= John Knight (died 1683) =

English merchant and politician

Sir John Knight (24 November 1613 - 16 December 1683) was an English merchant and politician who sat in the House of Commons from 1660 to 1681. When mayor of Bristol he became notorious for his activities against Nonconformists.

==Life==
Knight was born in Bristol the third son of George Knight, a provision merchant of Bristol and his wife and his wife Anne Dyos, daughter of William Dyos. He inherited his father's business in Temple Street, and became one of the most prosperous merchants in the city, and a prominent High Church member of the common council.
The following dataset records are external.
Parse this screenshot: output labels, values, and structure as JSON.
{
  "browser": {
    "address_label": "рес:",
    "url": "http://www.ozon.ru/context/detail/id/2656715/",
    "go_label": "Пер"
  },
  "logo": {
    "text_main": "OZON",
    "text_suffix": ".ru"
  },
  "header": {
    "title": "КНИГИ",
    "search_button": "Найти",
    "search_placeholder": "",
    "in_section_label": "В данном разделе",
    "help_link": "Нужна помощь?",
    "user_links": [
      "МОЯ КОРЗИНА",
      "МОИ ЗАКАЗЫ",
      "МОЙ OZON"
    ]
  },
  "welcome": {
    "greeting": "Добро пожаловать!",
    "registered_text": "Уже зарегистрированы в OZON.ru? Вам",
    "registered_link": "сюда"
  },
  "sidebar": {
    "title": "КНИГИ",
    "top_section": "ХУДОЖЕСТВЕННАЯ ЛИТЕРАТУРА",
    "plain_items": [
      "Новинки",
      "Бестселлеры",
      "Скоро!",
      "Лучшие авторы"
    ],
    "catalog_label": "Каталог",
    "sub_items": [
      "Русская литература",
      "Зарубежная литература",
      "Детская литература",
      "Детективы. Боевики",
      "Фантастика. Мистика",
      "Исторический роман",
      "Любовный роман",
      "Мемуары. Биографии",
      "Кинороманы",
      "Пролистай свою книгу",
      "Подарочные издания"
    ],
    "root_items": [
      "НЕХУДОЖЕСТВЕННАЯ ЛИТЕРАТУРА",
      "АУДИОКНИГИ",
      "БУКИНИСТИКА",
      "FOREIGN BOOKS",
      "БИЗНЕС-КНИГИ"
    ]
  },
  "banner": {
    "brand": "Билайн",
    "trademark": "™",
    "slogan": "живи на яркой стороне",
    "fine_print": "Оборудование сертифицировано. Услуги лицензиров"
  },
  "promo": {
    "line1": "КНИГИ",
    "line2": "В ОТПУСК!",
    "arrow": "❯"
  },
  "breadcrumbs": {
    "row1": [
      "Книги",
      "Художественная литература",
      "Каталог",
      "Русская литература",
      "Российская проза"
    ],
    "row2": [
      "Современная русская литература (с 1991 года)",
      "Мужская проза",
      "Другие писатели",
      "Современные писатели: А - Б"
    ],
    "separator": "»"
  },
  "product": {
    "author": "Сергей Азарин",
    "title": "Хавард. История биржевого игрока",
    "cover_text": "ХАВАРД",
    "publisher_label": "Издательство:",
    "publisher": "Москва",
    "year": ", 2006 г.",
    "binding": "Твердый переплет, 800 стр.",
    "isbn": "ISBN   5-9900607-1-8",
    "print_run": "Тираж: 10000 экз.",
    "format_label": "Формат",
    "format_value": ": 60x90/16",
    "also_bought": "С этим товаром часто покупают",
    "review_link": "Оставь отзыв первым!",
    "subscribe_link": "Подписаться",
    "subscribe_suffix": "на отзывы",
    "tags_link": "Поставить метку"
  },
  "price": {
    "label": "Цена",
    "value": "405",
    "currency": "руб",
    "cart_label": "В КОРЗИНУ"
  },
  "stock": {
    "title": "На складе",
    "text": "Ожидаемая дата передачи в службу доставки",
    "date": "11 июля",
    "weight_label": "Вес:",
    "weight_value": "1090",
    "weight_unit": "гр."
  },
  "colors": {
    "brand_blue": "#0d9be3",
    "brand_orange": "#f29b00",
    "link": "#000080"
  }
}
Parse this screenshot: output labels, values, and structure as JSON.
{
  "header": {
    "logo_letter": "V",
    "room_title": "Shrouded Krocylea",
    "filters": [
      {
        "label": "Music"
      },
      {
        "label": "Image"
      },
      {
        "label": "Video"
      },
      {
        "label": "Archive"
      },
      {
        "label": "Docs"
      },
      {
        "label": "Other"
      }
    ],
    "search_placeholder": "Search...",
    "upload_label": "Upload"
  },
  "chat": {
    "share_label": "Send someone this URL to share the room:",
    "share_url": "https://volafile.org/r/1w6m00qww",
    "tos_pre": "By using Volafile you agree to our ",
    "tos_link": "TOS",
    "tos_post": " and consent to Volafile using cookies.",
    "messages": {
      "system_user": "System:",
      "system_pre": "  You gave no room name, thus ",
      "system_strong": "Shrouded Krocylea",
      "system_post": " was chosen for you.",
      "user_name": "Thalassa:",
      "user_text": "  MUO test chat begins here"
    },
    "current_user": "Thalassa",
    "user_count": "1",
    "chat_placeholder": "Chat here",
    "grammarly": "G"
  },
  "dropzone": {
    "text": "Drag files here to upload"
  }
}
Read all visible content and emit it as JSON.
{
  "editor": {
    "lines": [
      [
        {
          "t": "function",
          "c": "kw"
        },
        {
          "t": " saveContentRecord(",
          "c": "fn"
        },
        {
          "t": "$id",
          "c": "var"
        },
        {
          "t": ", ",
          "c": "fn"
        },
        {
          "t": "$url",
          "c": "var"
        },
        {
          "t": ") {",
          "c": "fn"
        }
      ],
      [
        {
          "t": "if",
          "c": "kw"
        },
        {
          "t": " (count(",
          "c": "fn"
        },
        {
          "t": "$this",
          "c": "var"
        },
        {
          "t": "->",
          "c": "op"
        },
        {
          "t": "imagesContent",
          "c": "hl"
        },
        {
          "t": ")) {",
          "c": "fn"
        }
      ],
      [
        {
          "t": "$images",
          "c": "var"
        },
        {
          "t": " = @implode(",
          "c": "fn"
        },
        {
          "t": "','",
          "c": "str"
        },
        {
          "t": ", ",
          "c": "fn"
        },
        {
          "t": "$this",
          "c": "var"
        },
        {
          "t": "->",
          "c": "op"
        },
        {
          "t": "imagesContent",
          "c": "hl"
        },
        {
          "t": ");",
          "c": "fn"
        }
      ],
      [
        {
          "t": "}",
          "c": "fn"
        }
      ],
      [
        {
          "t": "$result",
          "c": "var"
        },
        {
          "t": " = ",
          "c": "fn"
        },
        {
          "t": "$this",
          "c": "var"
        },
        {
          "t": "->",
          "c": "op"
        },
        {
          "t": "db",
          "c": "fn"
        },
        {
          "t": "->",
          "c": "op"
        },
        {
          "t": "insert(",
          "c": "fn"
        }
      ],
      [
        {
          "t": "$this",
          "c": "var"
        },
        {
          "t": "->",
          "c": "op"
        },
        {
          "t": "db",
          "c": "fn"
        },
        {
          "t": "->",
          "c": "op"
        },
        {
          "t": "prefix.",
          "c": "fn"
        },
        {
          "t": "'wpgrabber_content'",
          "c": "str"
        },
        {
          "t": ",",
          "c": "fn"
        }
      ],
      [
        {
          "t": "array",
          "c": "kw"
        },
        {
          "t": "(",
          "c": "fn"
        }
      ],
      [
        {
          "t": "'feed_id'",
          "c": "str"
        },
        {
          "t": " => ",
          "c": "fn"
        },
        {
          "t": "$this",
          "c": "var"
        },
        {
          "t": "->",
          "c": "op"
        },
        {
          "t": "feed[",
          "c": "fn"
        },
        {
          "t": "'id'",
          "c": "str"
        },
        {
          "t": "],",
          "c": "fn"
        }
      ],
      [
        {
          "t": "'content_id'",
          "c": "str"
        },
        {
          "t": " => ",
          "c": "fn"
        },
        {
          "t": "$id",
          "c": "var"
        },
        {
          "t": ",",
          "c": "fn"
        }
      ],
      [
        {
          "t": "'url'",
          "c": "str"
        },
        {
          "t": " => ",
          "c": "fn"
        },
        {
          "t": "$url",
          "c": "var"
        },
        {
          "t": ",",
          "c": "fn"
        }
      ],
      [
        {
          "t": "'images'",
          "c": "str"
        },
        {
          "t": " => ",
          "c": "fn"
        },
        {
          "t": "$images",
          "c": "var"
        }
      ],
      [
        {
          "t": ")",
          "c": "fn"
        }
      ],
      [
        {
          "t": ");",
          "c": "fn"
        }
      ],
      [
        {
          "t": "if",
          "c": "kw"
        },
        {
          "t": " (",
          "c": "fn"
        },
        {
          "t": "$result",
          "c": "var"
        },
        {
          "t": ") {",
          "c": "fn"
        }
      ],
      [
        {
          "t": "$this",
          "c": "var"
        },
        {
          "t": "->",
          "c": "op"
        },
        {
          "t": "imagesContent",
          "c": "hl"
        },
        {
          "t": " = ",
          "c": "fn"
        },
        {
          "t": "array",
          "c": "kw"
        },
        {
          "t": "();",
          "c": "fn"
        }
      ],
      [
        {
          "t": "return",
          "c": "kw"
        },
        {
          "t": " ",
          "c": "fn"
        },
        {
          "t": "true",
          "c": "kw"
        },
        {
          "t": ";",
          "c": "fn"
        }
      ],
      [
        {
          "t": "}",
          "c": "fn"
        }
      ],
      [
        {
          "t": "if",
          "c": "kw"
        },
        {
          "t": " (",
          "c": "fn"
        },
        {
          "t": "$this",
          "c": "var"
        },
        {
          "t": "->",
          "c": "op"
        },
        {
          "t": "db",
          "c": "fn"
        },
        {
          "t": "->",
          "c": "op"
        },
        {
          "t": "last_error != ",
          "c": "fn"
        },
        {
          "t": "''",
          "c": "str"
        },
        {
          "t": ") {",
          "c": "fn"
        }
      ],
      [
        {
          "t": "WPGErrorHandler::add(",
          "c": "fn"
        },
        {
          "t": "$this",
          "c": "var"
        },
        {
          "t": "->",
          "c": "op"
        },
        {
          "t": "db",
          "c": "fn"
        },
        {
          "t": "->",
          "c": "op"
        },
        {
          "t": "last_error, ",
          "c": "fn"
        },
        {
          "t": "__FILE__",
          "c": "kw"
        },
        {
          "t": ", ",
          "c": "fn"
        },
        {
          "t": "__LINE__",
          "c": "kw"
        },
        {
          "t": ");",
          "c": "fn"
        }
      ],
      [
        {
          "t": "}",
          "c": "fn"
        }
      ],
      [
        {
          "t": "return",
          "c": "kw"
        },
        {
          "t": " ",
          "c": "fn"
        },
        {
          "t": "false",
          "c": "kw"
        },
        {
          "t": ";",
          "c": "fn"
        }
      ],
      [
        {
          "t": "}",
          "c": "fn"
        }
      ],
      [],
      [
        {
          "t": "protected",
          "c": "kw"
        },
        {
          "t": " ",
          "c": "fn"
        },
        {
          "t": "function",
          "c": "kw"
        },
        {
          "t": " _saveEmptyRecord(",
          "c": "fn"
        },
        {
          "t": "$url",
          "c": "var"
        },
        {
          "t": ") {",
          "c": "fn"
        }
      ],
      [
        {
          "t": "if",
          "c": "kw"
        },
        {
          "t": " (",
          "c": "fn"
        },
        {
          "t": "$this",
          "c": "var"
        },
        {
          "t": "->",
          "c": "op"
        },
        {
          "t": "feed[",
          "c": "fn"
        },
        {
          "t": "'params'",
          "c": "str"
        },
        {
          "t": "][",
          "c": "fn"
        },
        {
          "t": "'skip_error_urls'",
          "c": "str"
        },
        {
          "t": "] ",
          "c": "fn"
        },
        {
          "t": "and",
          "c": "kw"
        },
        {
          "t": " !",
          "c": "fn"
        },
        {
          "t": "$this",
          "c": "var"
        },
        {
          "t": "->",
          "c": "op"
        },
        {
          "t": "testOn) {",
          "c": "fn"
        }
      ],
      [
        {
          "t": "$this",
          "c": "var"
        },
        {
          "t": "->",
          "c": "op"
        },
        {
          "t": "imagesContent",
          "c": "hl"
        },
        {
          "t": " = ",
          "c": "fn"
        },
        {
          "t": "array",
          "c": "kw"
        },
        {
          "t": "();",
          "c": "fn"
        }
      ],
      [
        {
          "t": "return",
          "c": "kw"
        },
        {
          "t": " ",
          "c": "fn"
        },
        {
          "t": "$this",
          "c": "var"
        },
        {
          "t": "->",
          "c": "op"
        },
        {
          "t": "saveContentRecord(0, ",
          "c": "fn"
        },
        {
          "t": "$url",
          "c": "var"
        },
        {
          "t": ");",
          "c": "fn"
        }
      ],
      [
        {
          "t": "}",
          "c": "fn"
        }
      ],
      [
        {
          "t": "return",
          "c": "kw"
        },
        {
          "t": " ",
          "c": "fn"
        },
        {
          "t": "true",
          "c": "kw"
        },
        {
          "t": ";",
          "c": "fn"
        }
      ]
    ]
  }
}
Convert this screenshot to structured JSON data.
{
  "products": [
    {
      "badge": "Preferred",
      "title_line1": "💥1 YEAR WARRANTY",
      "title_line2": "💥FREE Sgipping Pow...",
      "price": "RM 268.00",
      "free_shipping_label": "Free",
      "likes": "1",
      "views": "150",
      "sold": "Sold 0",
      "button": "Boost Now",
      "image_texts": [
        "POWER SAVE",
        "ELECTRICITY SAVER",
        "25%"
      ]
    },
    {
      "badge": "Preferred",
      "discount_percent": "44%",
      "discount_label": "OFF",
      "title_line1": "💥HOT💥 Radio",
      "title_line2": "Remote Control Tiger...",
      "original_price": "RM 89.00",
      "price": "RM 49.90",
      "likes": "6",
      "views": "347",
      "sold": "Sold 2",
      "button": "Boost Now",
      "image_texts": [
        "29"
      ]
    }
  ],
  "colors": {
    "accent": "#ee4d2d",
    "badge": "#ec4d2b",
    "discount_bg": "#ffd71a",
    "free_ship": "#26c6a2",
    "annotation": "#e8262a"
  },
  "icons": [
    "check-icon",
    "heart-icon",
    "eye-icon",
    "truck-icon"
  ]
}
In 1660, Knight was elected Member of Parliament for Bristol in the Convention Parliament and was re-elected in 1661 for the Cavalier Parliament. He was knighted on the visit of the King to Bristol on 5 September 1663. He was an alderman from 1662 to 1682, and served as the mayor of Bristol 1663-4; his tenure of office was distinguished by his opposition to Quakers and other religious minorities. He had their houses watched, and took measures with Guy Carleton, bishop of Bristol, for their punishment. Moderates were scandalised by the mayor's rushing out of church for his Sunday recreation of hunting down Quakers, Nonconformists and Catholics. In his time as mayor over 920 people were fined for indulging in liberty of conscience. His intolerance increased over time and in 1669 he denounced the other members of the common council, including his namesake, John Knight who was mayor of Bristol in the following year, as fanatics.

Knight took a prominent part in the reception of Queen Catherine of Braganza in 1677.
He was re-elected MP for Bristol in the two elections in 1679 to the First and Second Exclusion Parliaments and lost his seat in 1681.

In 1680, because of poor health, he resigned from the common council. In August 1680 he acted as emissary from William Bedloe, the false witness of the Popish Plot to Chief Justice North. In 1681 he was fined for an assault, and for calling several members of the common council "papists, popish dogs, jesuits, and popish devils".

Knight's grave in Chawton is thought to be by William Bird of Oxford.

Knight married Martha Cole, daughter of Thomas Cole. His cousin's son, also Sir John Knight was also MP for Bristol.